Oct 13, 2015
If you have been working out for years, and are no longer getting sore, being challenged, and are no longer getting results, then your training may be stale. To avoid plateaus you must constantly vary your training. Randomizing the stimulus to your muscles will force them to constantly adapt and simply will not allow them get used to what they are doing.
You can certainly do different exercises to change up your routine, but you can also manipulate the total training volume, as well as the way in which you perform the exercise. On any given exercise you can control the intent, speed at which you travel, the angle of the working joint, and the weights and reps performed.
To change up the speed of a contraction you want to think about the 2 parts of any repetition, the up phase, and the down phase. Try going slower, and really feeling the contraction of each rep. The down phase should be slower than the up. For example try doing a 1 second up phase and a 4 second down phase. Also try a 3 second up phase and 3 second down phase. See how much earlier you feel the burn.
The angle of the working joints can be manipulated to change the intentions of an exercise. For example doing squats with more focus on pushing through the toes will put more tension on your quadriceps, and conversely if you squat into the heels you place emphasis on the glutes and hamstrings. This works really well for isolation exercises. Try doing bicep curls while sitting at 3 different angles on the bench and let the arms hang back. Try doing shoulder raises while leaning at different angles. Try a narrow push up then try a wide stance push up and feel the difference. The change of angle changes the resting length of the muscles being worked, which slightly changes the range of motion and the target area of the exercise.

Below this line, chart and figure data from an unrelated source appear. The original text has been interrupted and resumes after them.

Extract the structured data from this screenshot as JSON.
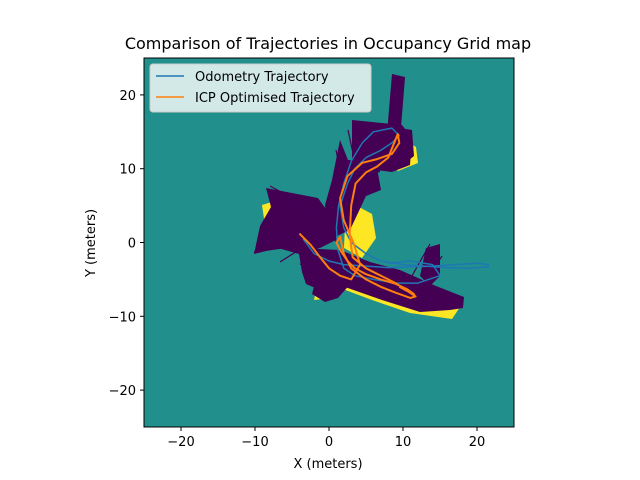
{
  "chart_data": {
    "type": "line",
    "title": "Comparison of Trajectories in Occupancy Grid map",
    "xlabel": "X (meters)",
    "ylabel": "Y (meters)",
    "xlim": [
      -25,
      25
    ],
    "ylim": [
      -25,
      25
    ],
    "xticks": [
      -20,
      -10,
      0,
      10,
      20
    ],
    "yticks": [
      -20,
      -10,
      0,
      10,
      20
    ],
    "grid": false,
    "legend_position": "top-left",
    "background_map": "occupancy grid (viridis colormap)",
    "colors": {
      "map_free": "#21908d",
      "map_occupied": "#440154",
      "map_unknown": "#fde725",
      "odometry": "#1f77b4",
      "icp": "#ff7f0e"
    },
    "series": [
      {
        "name": "Odometry Trajectory",
        "color": "#1f77b4",
        "x": [
          -3.5,
          -2,
          0,
          2,
          5,
          8,
          11,
          14,
          17,
          20,
          21.5,
          21.5,
          19,
          16,
          13,
          10,
          7,
          5,
          3,
          2,
          1.5,
          2.5,
          3.5,
          5,
          7,
          8.5,
          9.5,
          8.5,
          6,
          4.5,
          3,
          2,
          1.3,
          1,
          1.2,
          2,
          3.5,
          6,
          9,
          12,
          15,
          14,
          11,
          8
        ],
        "y": [
          0.5,
          -1.5,
          -2.5,
          -3,
          -3.2,
          -3.4,
          -3.3,
          -3.2,
          -3,
          -2.8,
          -3,
          -3.3,
          -3.5,
          -3.4,
          -3.2,
          -3,
          -2.5,
          -1.5,
          0,
          2,
          5,
          8,
          10,
          11.5,
          12.5,
          13.5,
          14.5,
          15.5,
          15,
          13.5,
          11,
          8,
          5,
          2,
          -1,
          -3.5,
          -4.5,
          -5,
          -5.5,
          -5.5,
          -4.5,
          -3,
          -2.5,
          -2.8
        ]
      },
      {
        "name": "ICP Optimised Trajectory",
        "color": "#ff7f0e",
        "x": [
          -4,
          -2.5,
          -1.2,
          0,
          1.5,
          3,
          4.2,
          3.3,
          2,
          1.5,
          2.5,
          4.5,
          6.5,
          8.5,
          9.5,
          9.3,
          8,
          6.5,
          5,
          3.6,
          3,
          2.8,
          3.2,
          5,
          7,
          9,
          10.5,
          11.7,
          11,
          9,
          7,
          5,
          3,
          2,
          1.5,
          1,
          1.5,
          2.5,
          3.5,
          5,
          7,
          9,
          10.5,
          11.5,
          11,
          9.5
        ],
        "y": [
          1.2,
          -0.3,
          -2,
          -3.5,
          -4.5,
          -5,
          -3,
          0,
          3,
          6,
          9,
          10.8,
          11.3,
          12,
          13.5,
          14.7,
          11.5,
          10.3,
          9.5,
          8,
          5,
          1,
          -2,
          -3.5,
          -4.5,
          -5.5,
          -6.5,
          -7.3,
          -7.5,
          -6.8,
          -6,
          -5,
          -3.5,
          -1.5,
          0.8,
          0,
          -1,
          -2.5,
          -3.5,
          -4.3,
          -5,
          -5.6,
          -6.3,
          -7,
          -6.8,
          -6
        ]
      }
    ]
  }
}
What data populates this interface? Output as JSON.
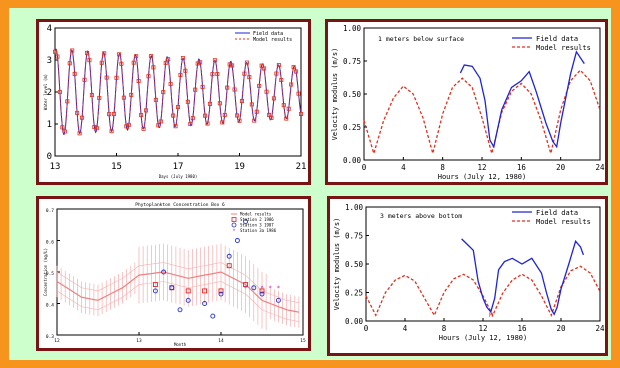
{
  "colors": {
    "frame": "#f7941e",
    "background": "#ccffcc",
    "panel_border": "#7a1414",
    "field": "#1f24d6",
    "model": "#e0301e"
  },
  "chart_data": [
    {
      "type": "line",
      "xlim": [
        13,
        21
      ],
      "ylim": [
        0,
        4
      ],
      "xticks": [
        "13",
        "15",
        "17",
        "19",
        "21"
      ],
      "yticks": [
        "0",
        "1",
        "2",
        "3",
        "4"
      ],
      "xlabel": "Days (July 1980)",
      "ylabel": "Water level (m)",
      "legend": [
        "Field data",
        "Model results"
      ],
      "legend_placement": "top-right",
      "period_days": 0.517,
      "amplitude_start": 1.35,
      "amplitude_end": 0.8,
      "mean": 2.0
    },
    {
      "type": "line",
      "xlim": [
        0,
        24
      ],
      "ylim": [
        0,
        1
      ],
      "xticks": [
        "0",
        "4",
        "8",
        "12",
        "16",
        "20",
        "24"
      ],
      "yticks": [
        "0.00",
        "0.25",
        "0.50",
        "0.75",
        "1.00"
      ],
      "xlabel": "Hours (July 12, 1980)",
      "ylabel": "Velocity modulus (m/s)",
      "annotation": "1 meters below surface",
      "legend_placement": "top-right",
      "series": [
        {
          "name": "Field data",
          "x": [
            9.8,
            10.2,
            11,
            11.8,
            12.3,
            12.8,
            13.2,
            14,
            15,
            16,
            16.8,
            17.5,
            18.5,
            19.2,
            19.6,
            20,
            21,
            21.6,
            22.4
          ],
          "y": [
            0.66,
            0.72,
            0.71,
            0.62,
            0.45,
            0.15,
            0.1,
            0.38,
            0.55,
            0.6,
            0.67,
            0.52,
            0.28,
            0.14,
            0.1,
            0.28,
            0.65,
            0.82,
            0.73
          ]
        },
        {
          "name": "Model results",
          "x": [
            0,
            1,
            2,
            3,
            4,
            5,
            6,
            7,
            8,
            9,
            10,
            11,
            12,
            13,
            14,
            15,
            16,
            17,
            18,
            19,
            20,
            21,
            22,
            23,
            24
          ],
          "y": [
            0.3,
            0.05,
            0.3,
            0.47,
            0.56,
            0.5,
            0.32,
            0.05,
            0.35,
            0.55,
            0.62,
            0.55,
            0.32,
            0.05,
            0.36,
            0.52,
            0.58,
            0.5,
            0.3,
            0.05,
            0.38,
            0.6,
            0.68,
            0.6,
            0.38
          ]
        }
      ]
    },
    {
      "type": "scatter",
      "title": "Phytoplankton Concentration Box 6",
      "xticks": [
        "12",
        "13",
        "14",
        "15"
      ],
      "yticks": [
        "0.3",
        "0.4",
        "0.5",
        "0.6",
        "0.7"
      ],
      "ylim": [
        0.3,
        0.7
      ],
      "xlim": [
        12,
        15
      ],
      "xlabel": "Month",
      "ylabel": "Concentration (mg/L)",
      "legend": [
        "Model results",
        "Station 2 1986",
        "Station 3 1987",
        "Station 3a 1986"
      ],
      "legend_placement": "top-right",
      "model": {
        "x": [
          12,
          12.3,
          12.5,
          12.8,
          13,
          13.3,
          13.6,
          14,
          14.3,
          14.5,
          14.8,
          15
        ],
        "y": [
          0.47,
          0.42,
          0.41,
          0.45,
          0.49,
          0.5,
          0.48,
          0.5,
          0.46,
          0.41,
          0.38,
          0.37
        ]
      },
      "station2": {
        "x": [
          13.2,
          13.4,
          13.6,
          13.8,
          14,
          14.1,
          14.3,
          14.5
        ],
        "y": [
          0.46,
          0.45,
          0.44,
          0.44,
          0.44,
          0.52,
          0.46,
          0.44
        ]
      },
      "station3": {
        "x": [
          13.2,
          13.3,
          13.4,
          13.6,
          13.8,
          14,
          14.1,
          14.2,
          14.3,
          14.4,
          14.5,
          14.7,
          13.5,
          13.9
        ],
        "y": [
          0.44,
          0.5,
          0.45,
          0.41,
          0.4,
          0.43,
          0.55,
          0.6,
          0.66,
          0.45,
          0.43,
          0.41,
          0.38,
          0.36
        ]
      },
      "station3a": {
        "x": [
          14.3,
          14.5,
          14.6,
          14.7
        ],
        "y": [
          0.45,
          0.45,
          0.45,
          0.45
        ]
      }
    },
    {
      "type": "line",
      "xlim": [
        0,
        24
      ],
      "ylim": [
        0,
        1
      ],
      "xticks": [
        "0",
        "4",
        "8",
        "12",
        "16",
        "20",
        "24"
      ],
      "yticks": [
        "0.00",
        "0.25",
        "0.50",
        "0.75",
        "1.00"
      ],
      "xlabel": "Hours (July 12, 1980)",
      "ylabel": "Velocity modulus (m/s)",
      "annotation": "3 meters above bottom",
      "legend_placement": "top-right",
      "marker": "M",
      "series": [
        {
          "name": "Field data",
          "x": [
            9.8,
            10.3,
            11,
            11.5,
            12,
            12.4,
            12.8,
            13.2,
            13.6,
            14.2,
            15,
            16,
            17,
            18,
            18.5,
            19,
            19.3,
            19.6,
            20,
            20.8,
            21.5,
            22,
            22.3
          ],
          "y": [
            0.72,
            0.68,
            0.62,
            0.35,
            0.2,
            0.12,
            0.08,
            0.2,
            0.45,
            0.52,
            0.55,
            0.5,
            0.55,
            0.42,
            0.25,
            0.1,
            0.06,
            0.12,
            0.28,
            0.5,
            0.7,
            0.65,
            0.58
          ]
        },
        {
          "name": "Model results",
          "x": [
            0,
            1,
            2,
            3,
            4,
            5,
            6,
            7,
            8,
            9,
            10,
            11,
            12,
            13,
            14,
            15,
            16,
            17,
            18,
            19,
            20,
            21,
            22,
            23,
            24
          ],
          "y": [
            0.22,
            0.05,
            0.25,
            0.36,
            0.4,
            0.35,
            0.2,
            0.05,
            0.25,
            0.37,
            0.41,
            0.36,
            0.22,
            0.05,
            0.24,
            0.36,
            0.41,
            0.36,
            0.22,
            0.05,
            0.3,
            0.44,
            0.48,
            0.42,
            0.26
          ]
        }
      ]
    }
  ]
}
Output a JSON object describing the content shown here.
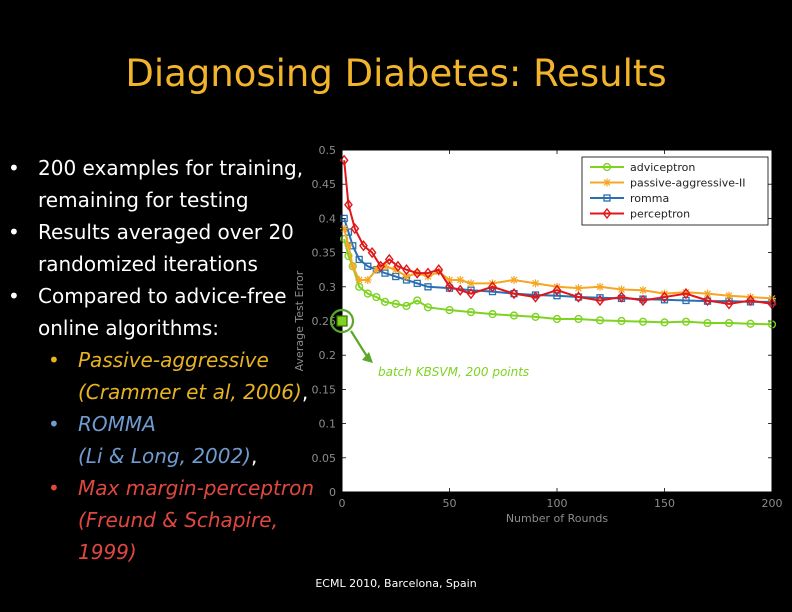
{
  "slide": {
    "title": "Diagnosing Diabetes: Results",
    "footer": "ECML 2010, Barcelona, Spain",
    "bullets": [
      "200 examples for training, remaining for testing",
      "Results averaged over 20 randomized iterations",
      "Compared to advice-free online algorithms:"
    ],
    "sub_bullets": [
      {
        "name": "Passive-aggressive",
        "cite": "(Crammer et al, 2006)",
        "trail": ","
      },
      {
        "name": "ROMMA",
        "cite": "(Li & Long, 2002)",
        "trail": ","
      },
      {
        "name": "Max margin-perceptron",
        "cite": "(Freund & Schapire, 1999)",
        "trail": ""
      }
    ],
    "bullet_symbol": "•"
  },
  "colors": {
    "title": "#f2b42a",
    "adviceptron": "#7ed321",
    "passive_aggressive": "#f5a623",
    "romma": "#2a6fb0",
    "perceptron": "#e0161a"
  },
  "chart_data": {
    "type": "line",
    "xlabel": "Number of Rounds",
    "ylabel": "Average Test Error",
    "xlim": [
      0,
      200
    ],
    "ylim": [
      0,
      0.5
    ],
    "xticks": [
      "0",
      "50",
      "100",
      "150",
      "200"
    ],
    "yticks": [
      "0",
      "0.05",
      "0.1",
      "0.15",
      "0.2",
      "0.25",
      "0.3",
      "0.35",
      "0.4",
      "0.45",
      "0.5"
    ],
    "legend_position": "top-right",
    "series": [
      {
        "name": "adviceptron",
        "marker": "circle",
        "x": [
          1,
          3,
          5,
          8,
          12,
          16,
          20,
          25,
          30,
          35,
          40,
          50,
          60,
          70,
          80,
          90,
          100,
          110,
          120,
          130,
          140,
          150,
          160,
          170,
          180,
          190,
          200
        ],
        "y": [
          0.37,
          0.345,
          0.33,
          0.3,
          0.29,
          0.285,
          0.278,
          0.275,
          0.272,
          0.28,
          0.27,
          0.266,
          0.263,
          0.26,
          0.258,
          0.256,
          0.253,
          0.253,
          0.251,
          0.25,
          0.249,
          0.248,
          0.249,
          0.247,
          0.247,
          0.246,
          0.245
        ]
      },
      {
        "name": "passive-aggressive-II",
        "marker": "star",
        "x": [
          1,
          3,
          5,
          8,
          12,
          16,
          20,
          25,
          30,
          35,
          40,
          45,
          50,
          55,
          60,
          70,
          80,
          90,
          100,
          110,
          120,
          130,
          140,
          150,
          160,
          170,
          180,
          190,
          200
        ],
        "y": [
          0.385,
          0.36,
          0.33,
          0.31,
          0.31,
          0.325,
          0.33,
          0.325,
          0.315,
          0.32,
          0.315,
          0.322,
          0.31,
          0.31,
          0.305,
          0.305,
          0.31,
          0.305,
          0.3,
          0.298,
          0.3,
          0.296,
          0.295,
          0.29,
          0.292,
          0.29,
          0.287,
          0.285,
          0.283
        ]
      },
      {
        "name": "romma",
        "marker": "square",
        "x": [
          1,
          3,
          5,
          8,
          12,
          16,
          20,
          25,
          30,
          35,
          40,
          50,
          60,
          70,
          80,
          90,
          100,
          110,
          120,
          130,
          140,
          150,
          160,
          170,
          180,
          190,
          200
        ],
        "y": [
          0.4,
          0.38,
          0.36,
          0.34,
          0.33,
          0.325,
          0.32,
          0.315,
          0.31,
          0.305,
          0.3,
          0.298,
          0.295,
          0.293,
          0.29,
          0.288,
          0.287,
          0.285,
          0.284,
          0.283,
          0.282,
          0.281,
          0.28,
          0.279,
          0.279,
          0.278,
          0.278
        ]
      },
      {
        "name": "perceptron",
        "marker": "diamond",
        "x": [
          1,
          3,
          6,
          10,
          14,
          18,
          22,
          26,
          30,
          35,
          40,
          45,
          50,
          55,
          60,
          70,
          80,
          90,
          100,
          110,
          120,
          130,
          140,
          150,
          160,
          170,
          180,
          190,
          200
        ],
        "y": [
          0.485,
          0.42,
          0.385,
          0.36,
          0.35,
          0.33,
          0.34,
          0.33,
          0.325,
          0.32,
          0.32,
          0.325,
          0.3,
          0.295,
          0.29,
          0.3,
          0.29,
          0.285,
          0.295,
          0.285,
          0.28,
          0.285,
          0.28,
          0.285,
          0.29,
          0.28,
          0.275,
          0.28,
          0.275
        ]
      }
    ],
    "annotation": {
      "label": "batch KBSVM, 200 points",
      "x": 0,
      "y": 0.25
    }
  }
}
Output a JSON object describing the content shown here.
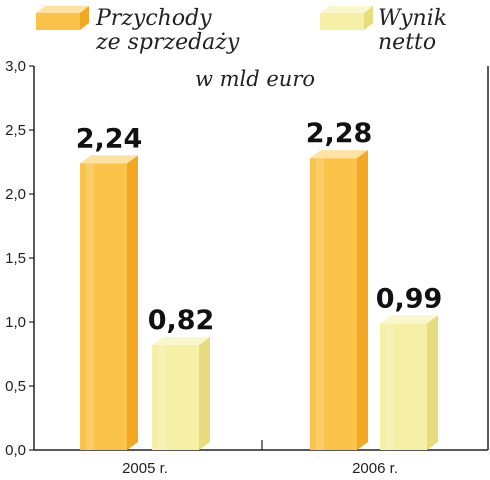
{
  "chart_data": {
    "type": "bar",
    "unit_label": "w mld euro",
    "categories": [
      "2005 r.",
      "2006 r."
    ],
    "series": [
      {
        "name_lines": [
          "Przychody",
          "ze sprzedaży"
        ],
        "values": [
          2.24,
          2.28
        ],
        "value_labels": [
          "2,24",
          "2,28"
        ],
        "color_front": "#FBC34A",
        "color_side": "#F4A723",
        "color_top": "#FDE3A3"
      },
      {
        "name_lines": [
          "Wynik",
          "netto"
        ],
        "values": [
          0.82,
          0.99
        ],
        "value_labels": [
          "0,82",
          "0,99"
        ],
        "color_front": "#F5F0A6",
        "color_side": "#E8DD7E",
        "color_top": "#FAF7CC"
      }
    ],
    "ylim": [
      0,
      3
    ],
    "yticks": [
      0,
      0.5,
      1,
      1.5,
      2,
      2.5,
      3
    ],
    "ytick_labels": [
      "0,0",
      "0,5",
      "1,0",
      "1,5",
      "2,0",
      "2,5",
      "3,0"
    ],
    "grid": false,
    "legend_position": "top"
  }
}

The weights, reps, and sets of an exercise should change from set to set. Light weights allow you to do more reps, and heavier weights yield fewer reps. Next try doing a different weight/ # of reps in each set. For example start with 10 reps @70% of max weight, then on the next set try 6-8 reps of 85% of max weight. Once you peak in weight try breaking it back down by lowering the weights each set and aiming to burn out at each weight. This method is known as the pyramid. Super sets also are a great way to mix things up. A super set is any 2 exercises don’t back to back for the same muscle group. For example: maxing out pull ups and then jumping right into dumbbell rows to work the back. Your body will be struggling to keep up, and that’s the type of stimulus you need to keep progressing.
The overall take home message is to be sure to create enough of a challenge in your workouts. It should not be easy for your body to keep up with the demands you place on it. If it doesn’t challenge you, it will not change you!